1999 UT 64, 993 P.2d 854, 372 Utah Adv. Rep. 26, 1999 Utah LEXIS 99, 1999 WL 430510
CourtUtah Supreme Court
DecidedJune 29, 1999
Docket980145
StatusPublished
Cited by41 cases

This text of 1999 UT 64 (State v. Herrera) is published on Counsel Stack Legal Research, covering Utah Supreme Court primary law. Counsel Stack provides free access to over 12 million legal documents including statutes, case law, regulations, and constitutions.

Bluebook
State v. Herrera, 1999 UT 64, 993 P.2d 854, 372 Utah Adv. Rep. 26, 1999 Utah LEXIS 99, 1999 WL 430510 (Utah 1999).

Opinions

RUSSON, Justice:

¶ 1 This is the second time this case has come before this court. The first time, Tomas Herrera challenged Utah’s insanity defense statute, Utah Code Ann. § 76-2-305(1), as being unconstitutional on its face. We denied Herrera’s facial challenges and remanded his case for trial. See State v. Herrera, 895 P.2d 359, 363-71 (Utah 1995). After remand, Herrera entered conditional pleas of guilty and mentally ill to two counts of attempted murder. Herrera now appeals his conviction and sentence for those two counts. Herrera contends that the Utah statutes governing both the defense of insanity and the criminal liability of mentally ill offenders who do not qualify for an insanity defense are unconstitutional as applied to him and on their face.

[857]*857BACKGROUND

¶ 2 Shortly after midnight on June 6,1991, Herrera entered the home of his ex-girlfriend Claudia Martinez. Herrera went into Claudia’s bedroom and, after a brief struggle, shot her twice in the head, killing her. As he left Claudia’s bedroom, Herrera encountered her mother Rosa in the hallway. Rosa immediately turned and ran into her son’s bedroom. Herrera pursued and, once inside the room, shot at Rosa, barely missing her. Herrera then turned to her son Reuben, who was in bed, and said, “Now you’re going to go.” Herrera fired two shots at Reuben at point-blank range, both of which also missed. Herrera tried again to fire the gun, but it was out of bullets.
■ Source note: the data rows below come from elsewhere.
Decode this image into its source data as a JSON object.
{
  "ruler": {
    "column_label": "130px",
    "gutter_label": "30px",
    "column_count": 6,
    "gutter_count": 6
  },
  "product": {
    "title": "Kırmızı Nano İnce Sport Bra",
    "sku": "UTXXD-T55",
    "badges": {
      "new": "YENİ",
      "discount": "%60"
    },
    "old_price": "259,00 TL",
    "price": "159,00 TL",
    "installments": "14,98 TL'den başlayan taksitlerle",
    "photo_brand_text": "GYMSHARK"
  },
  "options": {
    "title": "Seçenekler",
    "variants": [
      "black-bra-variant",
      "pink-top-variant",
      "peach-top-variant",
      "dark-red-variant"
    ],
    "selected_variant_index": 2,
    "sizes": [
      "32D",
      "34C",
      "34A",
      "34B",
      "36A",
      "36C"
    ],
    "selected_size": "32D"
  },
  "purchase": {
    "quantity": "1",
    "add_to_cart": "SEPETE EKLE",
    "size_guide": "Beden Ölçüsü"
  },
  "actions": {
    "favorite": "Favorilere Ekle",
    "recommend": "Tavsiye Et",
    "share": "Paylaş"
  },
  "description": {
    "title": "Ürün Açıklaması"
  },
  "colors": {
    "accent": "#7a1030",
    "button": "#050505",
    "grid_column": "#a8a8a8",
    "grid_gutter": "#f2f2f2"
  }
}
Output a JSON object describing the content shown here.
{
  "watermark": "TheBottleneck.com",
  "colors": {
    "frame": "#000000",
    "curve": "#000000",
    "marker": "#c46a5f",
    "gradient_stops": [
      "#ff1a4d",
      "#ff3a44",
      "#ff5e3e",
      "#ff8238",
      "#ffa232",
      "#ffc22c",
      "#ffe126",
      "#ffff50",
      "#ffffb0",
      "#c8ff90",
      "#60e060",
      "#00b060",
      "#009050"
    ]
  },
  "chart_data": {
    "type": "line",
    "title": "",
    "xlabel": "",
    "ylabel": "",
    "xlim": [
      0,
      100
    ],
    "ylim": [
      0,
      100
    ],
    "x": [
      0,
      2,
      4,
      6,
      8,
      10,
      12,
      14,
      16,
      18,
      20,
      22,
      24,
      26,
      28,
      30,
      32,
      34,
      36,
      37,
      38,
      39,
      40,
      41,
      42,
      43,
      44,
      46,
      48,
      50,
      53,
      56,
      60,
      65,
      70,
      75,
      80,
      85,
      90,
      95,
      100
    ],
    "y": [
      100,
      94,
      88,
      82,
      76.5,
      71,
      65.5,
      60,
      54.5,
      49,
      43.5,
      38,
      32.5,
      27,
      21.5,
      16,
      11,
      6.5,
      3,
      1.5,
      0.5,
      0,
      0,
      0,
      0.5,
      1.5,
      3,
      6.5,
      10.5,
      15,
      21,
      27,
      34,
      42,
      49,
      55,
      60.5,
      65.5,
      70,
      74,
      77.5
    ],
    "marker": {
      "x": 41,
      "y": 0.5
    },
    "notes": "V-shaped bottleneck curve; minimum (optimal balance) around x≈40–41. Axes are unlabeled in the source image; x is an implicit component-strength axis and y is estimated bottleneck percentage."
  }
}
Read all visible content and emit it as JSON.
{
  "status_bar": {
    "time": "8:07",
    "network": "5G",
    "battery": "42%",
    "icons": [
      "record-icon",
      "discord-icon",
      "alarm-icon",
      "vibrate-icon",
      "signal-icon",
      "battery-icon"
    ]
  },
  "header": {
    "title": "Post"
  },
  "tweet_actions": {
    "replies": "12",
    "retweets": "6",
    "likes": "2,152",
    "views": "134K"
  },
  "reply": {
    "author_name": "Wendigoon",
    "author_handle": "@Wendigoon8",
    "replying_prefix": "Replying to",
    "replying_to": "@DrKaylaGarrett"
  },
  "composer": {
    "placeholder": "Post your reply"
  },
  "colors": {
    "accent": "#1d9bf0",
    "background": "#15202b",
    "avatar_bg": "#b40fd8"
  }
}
¶3 Police officers arrested Herrera soon after the shootings. After waiving his Miranda rights, Herrera told the officers that while driving around, something “snapped” within him and he decided to go to the Martinez house and shoot Claudia. Herrera admitted to killing Claudia and shooting at Rosa and Reuben. The State charged Herrera with one count of murder and two counts of attempted murder. See Utah Code Ann. §§ 76-5-203, 76-4-101.

¶4 In response to these charges, Herrera pleaded not guilty by reason of insanity. In conjunction with his plea, Herrera challenged the constitutionality of Utah Code Ann. § 76-2-305(1), the statute governing the availability of the insanity defense in Utah, which provides:

It is a defense to a prosecution under any statute or ordinance that the defendant, as a result of mental illness, lacked the mental state required as an element of the offense charged. Mental illness is not otherwise a defense.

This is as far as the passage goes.